Il Consiglio di Stato boccia l’assegnazione della gara Consip a Tim (CdS, sez. V sentenza del 6 maggio 2021 n. 3539)
Il Consiglio di Stato ha accolto l’appello di Vodafone e ha annullato l’aggiudicazione in favore di Tim della gara Consip LAN 7, per l’affidamento di convenzioni con oggetto la fornitura di prodotti e servizi per la realizzazione, manutenzione e gestione di reti locali per le pubbliche amministrazioni suddivisa in 4 lotti territoriali, per un massimale complessivo pari a euro 190.000.000,00.
La gara si era conclusa nel 2020 con l’aggiudicazione a Tim, mentre Vodafone era risultata seconda in graduatoria. A seguito di ciò, Vodafone aveva fatto ricorso al Tar del Lazio per due motivi principali: il primo relativo alla attribuzione del punteggio per uno dei prodotti offerti da Vodafone e il secondo relativo al comportamento tenuto da Tim nel proporre e, soprattutto, confermare un’offerta contente un prodotto di una società terza, non più in produzione. In altre parole, la tipologia di prodotto “secure e-mail gateway” (SEG) proposta da Tim era uscita di produzione qualche giorno dopo la presentazione dell’offerta senza l’azienda lo comunicasse in sede di gara.
Nel novembre del 2020 il Tar aveva respinto il ricorso di Vodafone che pertanto si è appellata al Consiglio di Stato.
Con la sentenza in commento il Consiglio di Stato ha accolto l’appello proposto da Vodafone S.p.A (in proprio e n.q. di mandataria) annullando, di conseguenza, tutti gli atti impugnati e riformando la sentenza di primo grado emessa dal Tar Lazio.
Entrambe le censure mosse dalla ricorrente sono state accolte dal Collegio; a Telecom, che si era aggiudicata tutti i quattro lotti della fornitura è stato contestato di aver inserito nel progetto alcuni servizi, come la gestione di un sistema sicuro di gestione della posta elettronica, che la società aveva però dismesso prima ancora della conclusione della gara.

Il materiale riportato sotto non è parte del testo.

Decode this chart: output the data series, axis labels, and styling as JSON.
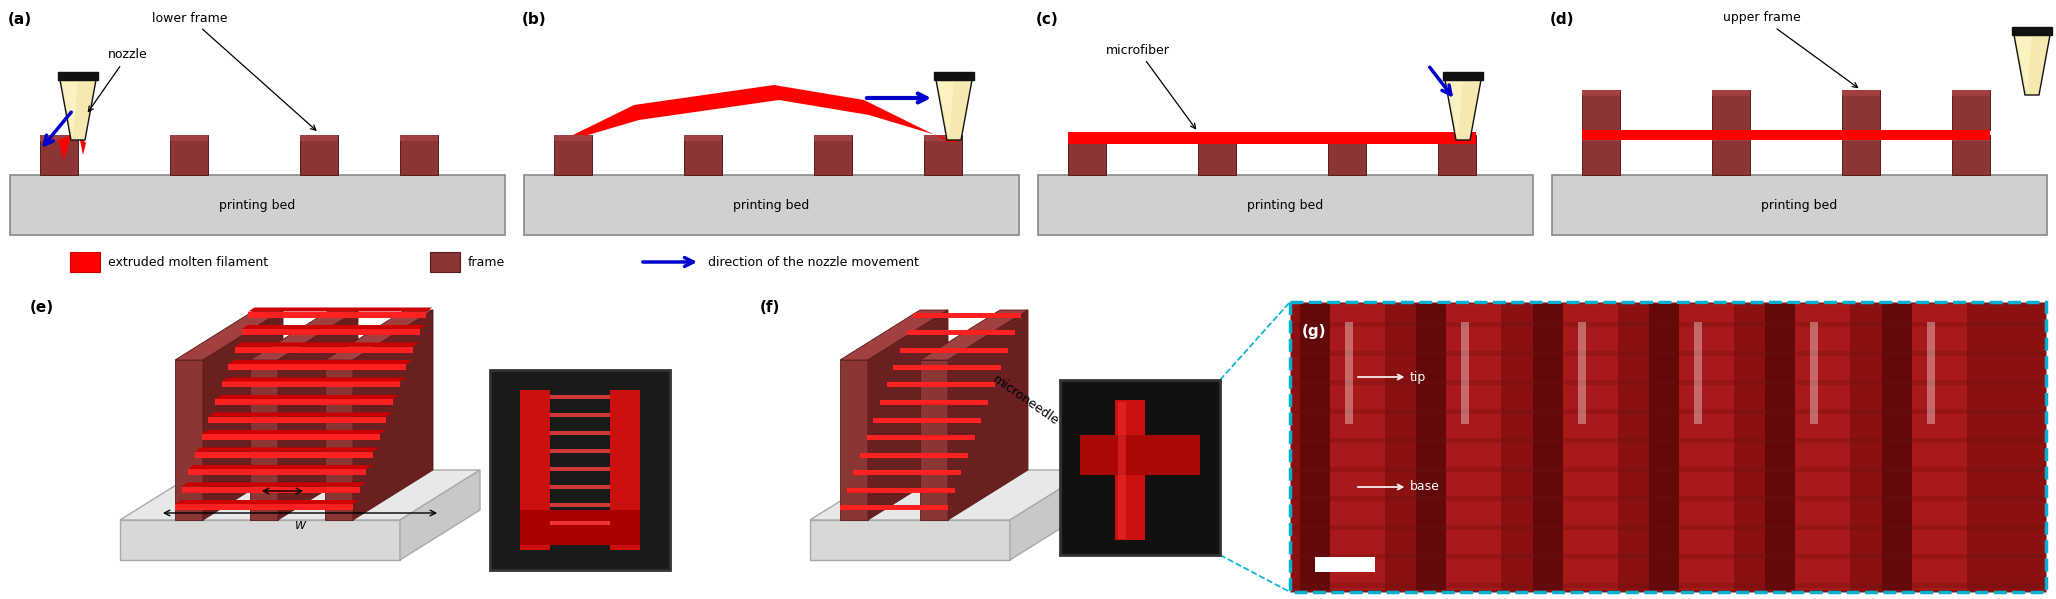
{
  "fig_width": 20.56,
  "fig_height": 5.99,
  "bg_color": "#ffffff",
  "bed_color": "#d0d0d0",
  "bed_edge_color": "#888888",
  "frame_color": "#8B3535",
  "frame_edge_color": "#5a1a1a",
  "frame_top_color": "#a04040",
  "filament_red": "#ff0000",
  "nozzle_body_color": "#f5e8b0",
  "nozzle_gradient_color": "#e8d080",
  "nozzle_edge": "#111111",
  "nozzle_cap_color": "#111111",
  "arrow_blue": "#0000cc",
  "text_color": "#000000",
  "panel_labels_top": [
    "(a)",
    "(b)",
    "(c)",
    "(d)"
  ],
  "panel_labels_bot": [
    "(e)",
    "(f)",
    "(g)"
  ],
  "annotations_a": [
    "lower frame",
    "nozzle"
  ],
  "annotation_c": "microfiber",
  "annotation_d": "upper frame",
  "printing_bed_text": "printing bed",
  "legend_texts": [
    "extruded molten filament",
    "frame",
    "direction of the nozzle movement"
  ],
  "microneedle_text": "microneedle",
  "tip_text": "tip",
  "base_text": "base",
  "g_bg_color": "#8B1010",
  "g_border_color": "#00b0d0",
  "inset_bg_e": "#1a1a1a",
  "inset_bg_f": "#1a1a1a",
  "platform_top_color": "#e8e8e8",
  "platform_side_color": "#c8c8c8",
  "platform_front_color": "#d8d8d8",
  "platform_edge_color": "#aaaaaa"
}
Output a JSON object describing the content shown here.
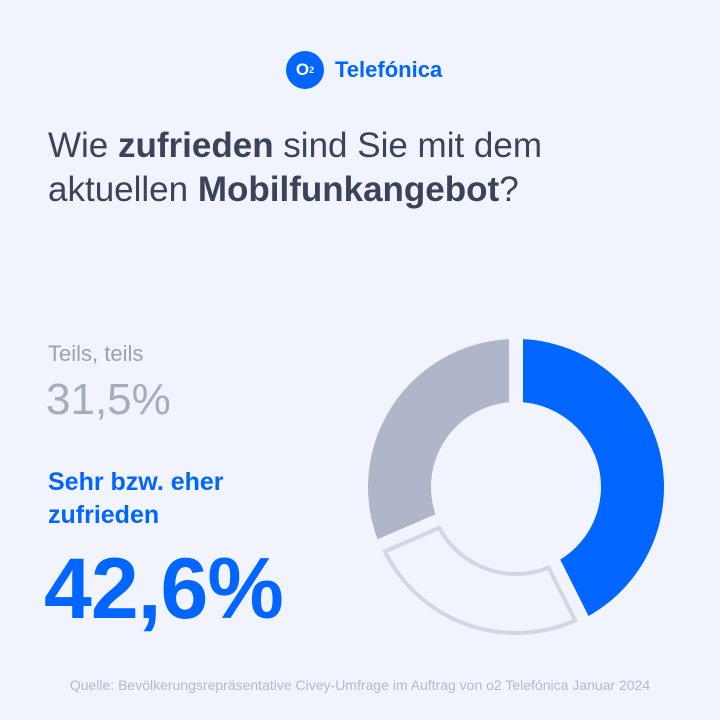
{
  "brand": {
    "logo_mark": "O2",
    "name": "Telefónica",
    "color": "#0066ff"
  },
  "title": {
    "part1": "Wie ",
    "bold1": "zufrieden",
    "part2": " sind Sie mit dem aktuellen ",
    "bold2": "Mobilfunkangebot",
    "part3": "?"
  },
  "teils": {
    "label": "Teils, teils",
    "value": "31,5%"
  },
  "zufrieden": {
    "label": "Sehr bzw. eher zufrieden",
    "value": "42,6%"
  },
  "source": "Quelle: Bevölkerungsrepräsentative Civey-Umfrage im Auftrag von o2 Telefónica Januar 2024",
  "chart_data": {
    "type": "pie",
    "donut": true,
    "slices": [
      {
        "name": "Sehr bzw. eher zufrieden",
        "value": 42.6,
        "color": "#0066ff",
        "style": "filled"
      },
      {
        "name": "Rest",
        "value": 25.9,
        "color": "#d3d6e2",
        "style": "outline"
      },
      {
        "name": "Teils, teils",
        "value": 31.5,
        "color": "#b0b6c9",
        "style": "filled"
      }
    ]
  }
}
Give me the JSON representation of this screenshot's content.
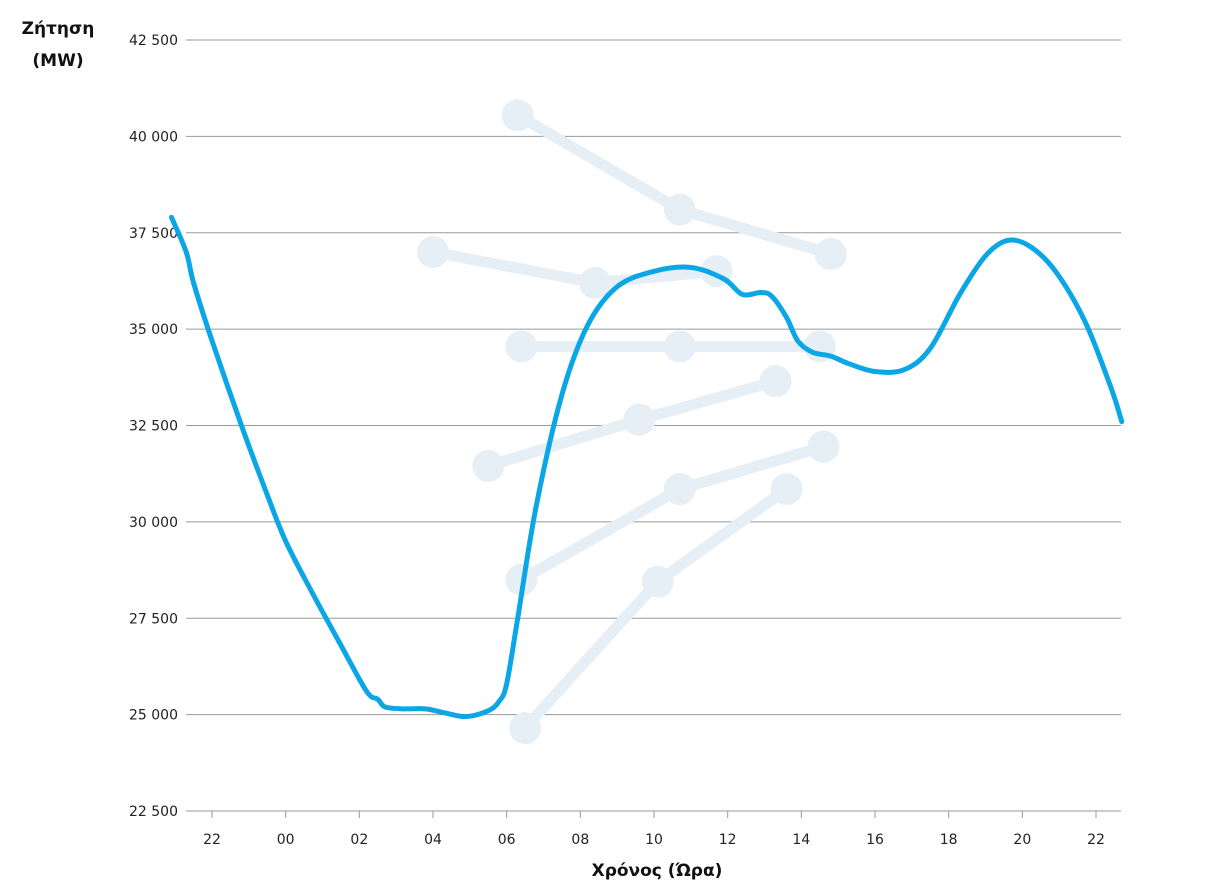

Il Tar aveva ritenuto di non biasimare questo comportamento e aveva, conseguentemente confermato l’affidamento dei lotti a Tim.
Di diverso avviso, i magistrati di appello hanno stabilito che Tim “confermando la propria offerta quando il prodotto era già stato ritirato dal commercio, ha omesso informazioni dovute ai fini del corretto svolgimento della procedura di selezione, e, comunque, ha reso una dichiarazione fuorviante suscettibile di influenzare le decisioni sull’esclusione”.
Decisivo, nella motivazione il passaggio che rimanda all’Adunanza Plenaria 16/2020, secondo cui anche in caso di dichiarazione fuorviante o omissiva spetta alla stazione appaltante apprezzare la condotta del concorrente per valutare se sussistano le condizioni per la sua esclusione dalla procedura, ritenendo integrata la causa di esclusione di cui all’art. 80, comma 5, lett. c – bis) d.lgs. 18 aprile 2016, n. 50, per essere la dichiarazione in grado di incidere sull’affidabilità ed integrità dell’operatore economico.